Over time, team members who make sacrifices without truly believing in the payoff sour, become resentful, and disengage. Teams that sacrifice for external rewards without the intrinsic beliefs behind why lose their commitment and spirit.
Sacrificing primarily to support the leader only works for so long. Anything other than a total buy-in for the reasons behind the sacrifice will eventually undermine the morale and dedication required for success.
That’s why good leaders never presume or expect sacrifice. They always ask for it.
When they need people to set aside their short-term interests for something bigger, they make the case as to why. They take the time to explain the higher purpose or reason for the sacrifice, how long people will likely need to surrender their comforts, and exactly what is in it for them.
They also frequently acknowledge the sacrifices others make for the higher purpose and greater good. Recognizing sacrifice is a great way to get more of it.
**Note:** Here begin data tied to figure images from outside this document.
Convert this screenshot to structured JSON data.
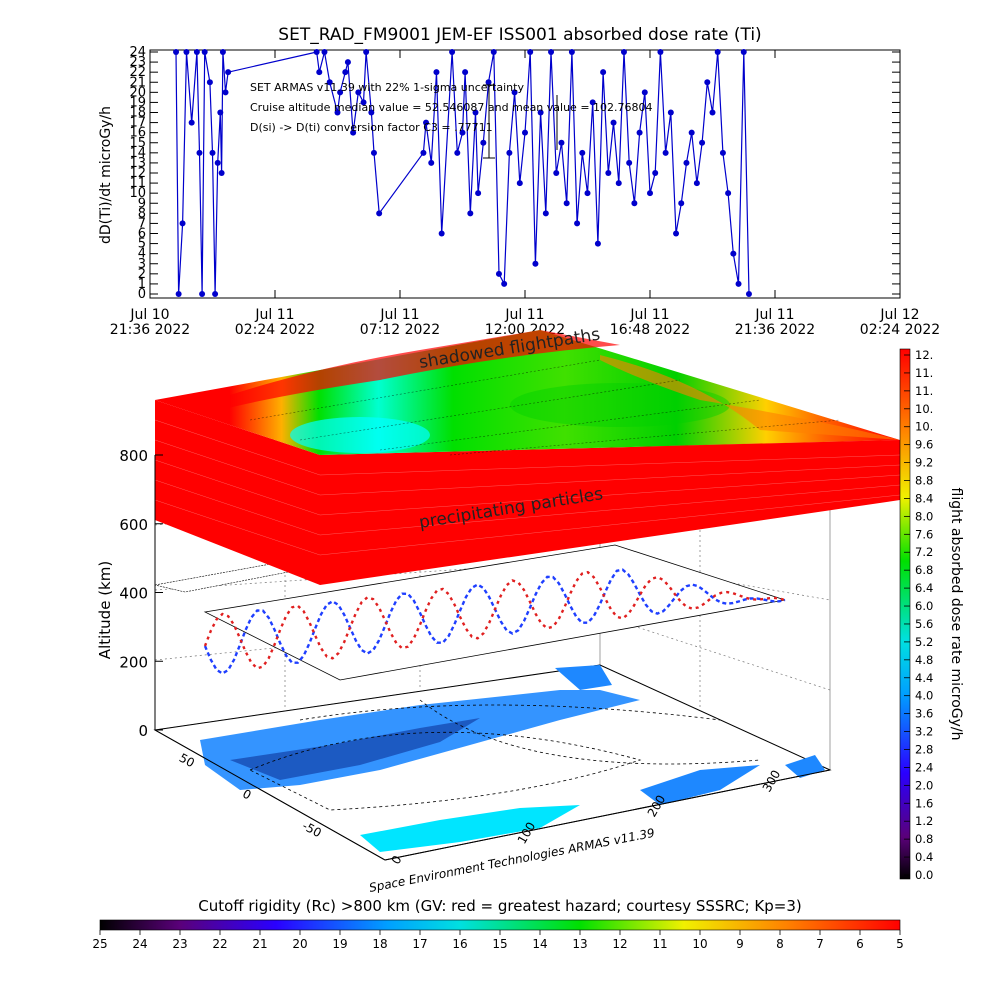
{
  "chart_data": [
    {
      "type": "line",
      "title": "SET_RAD_FM9001  JEM-EF ISS001 absorbed dose rate (Ti)",
      "ylabel": "dD(Ti)/dt microGy/h",
      "ylim": [
        0,
        24
      ],
      "y_ticks": [
        "0",
        "1",
        "2",
        "3",
        "4",
        "5",
        "6",
        "7",
        "8",
        "9",
        "10",
        "11",
        "12",
        "13",
        "14",
        "15",
        "16",
        "17",
        "18",
        "19",
        "20",
        "21",
        "22",
        "23",
        "24"
      ],
      "x_ticks": [
        {
          "line1": "Jul 10",
          "line2": "21:36 2022"
        },
        {
          "line1": "Jul 11",
          "line2": "02:24 2022"
        },
        {
          "line1": "Jul 11",
          "line2": "07:12 2022"
        },
        {
          "line1": "Jul 11",
          "line2": "12:00 2022"
        },
        {
          "line1": "Jul 11",
          "line2": "16:48 2022"
        },
        {
          "line1": "Jul 11",
          "line2": "21:36 2022"
        },
        {
          "line1": "Jul 12",
          "line2": "02:24 2022"
        }
      ],
      "annotations": [
        "SET ARMAS v11.39 with 22% 1-sigma uncertainty",
        "Cruise altitude median value = 52.546087 and mean value = 102.76804",
        "D(si) -> D(ti) conversion factor C3 =   .77711"
      ],
      "series": [
        {
          "color": "#0000cc",
          "x_hours_from_start": [
            1.0,
            1.1,
            1.25,
            1.4,
            1.6,
            1.8,
            1.9,
            2.0,
            2.1,
            2.3,
            2.4,
            2.5,
            2.6,
            2.7,
            2.75,
            2.8,
            2.9,
            3.0,
            6.4,
            6.5,
            6.7,
            6.9,
            7.2,
            7.3,
            7.5,
            7.6,
            7.8,
            8.0,
            8.2,
            8.3,
            8.5,
            8.6,
            8.8,
            10.5,
            10.6,
            10.8,
            11.0,
            11.2,
            11.6,
            11.8,
            12.0,
            12.1,
            12.3,
            12.5,
            12.6,
            12.8,
            13.0,
            13.2,
            13.4,
            13.6,
            13.8,
            14.0,
            14.2,
            14.4,
            14.6,
            14.8,
            15.0,
            15.2,
            15.4,
            15.6,
            15.8,
            16.0,
            16.2,
            16.4,
            16.6,
            16.8,
            17.0,
            17.2,
            17.4,
            17.6,
            17.8,
            18.0,
            18.2,
            18.4,
            18.6,
            18.8,
            19.0,
            19.2,
            19.4,
            19.6,
            19.8,
            20.0,
            20.2,
            20.4,
            20.6,
            20.8,
            21.0,
            21.2,
            21.4,
            21.6,
            21.8,
            22.0,
            22.2,
            22.4,
            22.6,
            22.8,
            23.0
          ],
          "values": [
            24,
            0,
            7,
            24,
            17,
            24,
            14,
            0,
            24,
            21,
            14,
            0,
            13,
            18,
            12,
            24,
            20,
            22,
            24,
            22,
            24,
            21,
            18,
            20,
            22,
            23,
            16,
            20,
            19,
            24,
            18,
            14,
            8,
            14,
            17,
            13,
            22,
            6,
            24,
            14,
            16,
            22,
            8,
            18,
            10,
            15,
            21,
            24,
            2,
            1,
            14,
            20,
            11,
            16,
            24,
            3,
            18,
            8,
            24,
            12,
            15,
            9,
            24,
            7,
            14,
            10,
            19,
            5,
            22,
            12,
            17,
            11,
            24,
            13,
            9,
            16,
            20,
            10,
            12,
            24,
            14,
            18,
            6,
            9,
            13,
            16,
            11,
            15,
            21,
            18,
            24,
            14,
            10,
            4,
            1,
            24,
            0
          ]
        }
      ]
    },
    {
      "type": "heatmap",
      "title": "",
      "zlabel": "Altitude (km)",
      "z_ticks": [
        "0",
        "200",
        "400",
        "600",
        "800"
      ],
      "layer_labels": [
        "shadowed flightpaths",
        "precipitating particles"
      ],
      "lat_ticks": [
        "50",
        "0",
        "-50"
      ],
      "lon_ticks": [
        "0",
        "100",
        "200",
        "300"
      ],
      "credit": "Space Environment Technologies ARMAS v11.39"
    },
    {
      "type": "heatmap",
      "title": "flight absorbed dose rate microGy/h",
      "colorbar": "vertical",
      "ticks": [
        "12.",
        "11.",
        "11.",
        "10.",
        "10.",
        "9.6",
        "9.2",
        "8.8",
        "8.4",
        "8.0",
        "7.6",
        "7.2",
        "6.8",
        "6.4",
        "6.0",
        "5.6",
        "5.2",
        "4.8",
        "4.4",
        "4.0",
        "3.6",
        "3.2",
        "2.8",
        "2.4",
        "2.0",
        "1.6",
        "1.2",
        "0.8",
        "0.4",
        "0.0"
      ]
    },
    {
      "type": "heatmap",
      "title": "Cutoff rigidity (Rc) >800 km (GV: red = greatest hazard; courtesy SSSRC; Kp=3)",
      "colorbar": "horizontal",
      "ticks": [
        "25",
        "24",
        "23",
        "22",
        "21",
        "20",
        "19",
        "18",
        "17",
        "16",
        "15",
        "14",
        "13",
        "12",
        "11",
        "10",
        "9",
        "8",
        "7",
        "6",
        "5"
      ]
    }
  ],
  "colors": {
    "series_blue": "#0000cc",
    "heat_red": "#ff0000",
    "heat_cyan": "#00ffff",
    "ocean": "#1e90ff",
    "ocean_light": "#00e5ff"
  }
}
Then they prove their own commitment by sacrificing first. They model their own conviction and solidarity with the team by setting the example, demonstrating to people they are willing to sacrifice the same conveniences they expect others to. They give up their own comforts before asking others to give up theirs.
Good leaders also know they can turn to the well of sacrifice only so often. They understand that asking others to sacrifice for anything but exceptional circumstances (urgent deadlines, high-stakes challenges, moments of organizational change or adversity, crisis, or extraordinary opportunity or impact) will create an undercurrent of resistance and distaste.
Open-ended or chronic sacrifice erodes morale, trust, and productivity. So, leaders ask for it sparingly and only when they truly need to.
Unfortunately, too many leaders presume that if they are making a sacrifice or if the end goal is important to them, others should follow suit, without any explanation or recognition.
Only when all three elements (the reason, the example, and the recognition) exist, do people step up and willingly sustain their sacrifice to achieve great things or overcome extreme adversity.
Remember, sacrifice can never be compelled. It can only be given freely, or it is compliance, not sacrifice. Leaders and teams rarely achieve the extraordinary when people only give things up because they have to.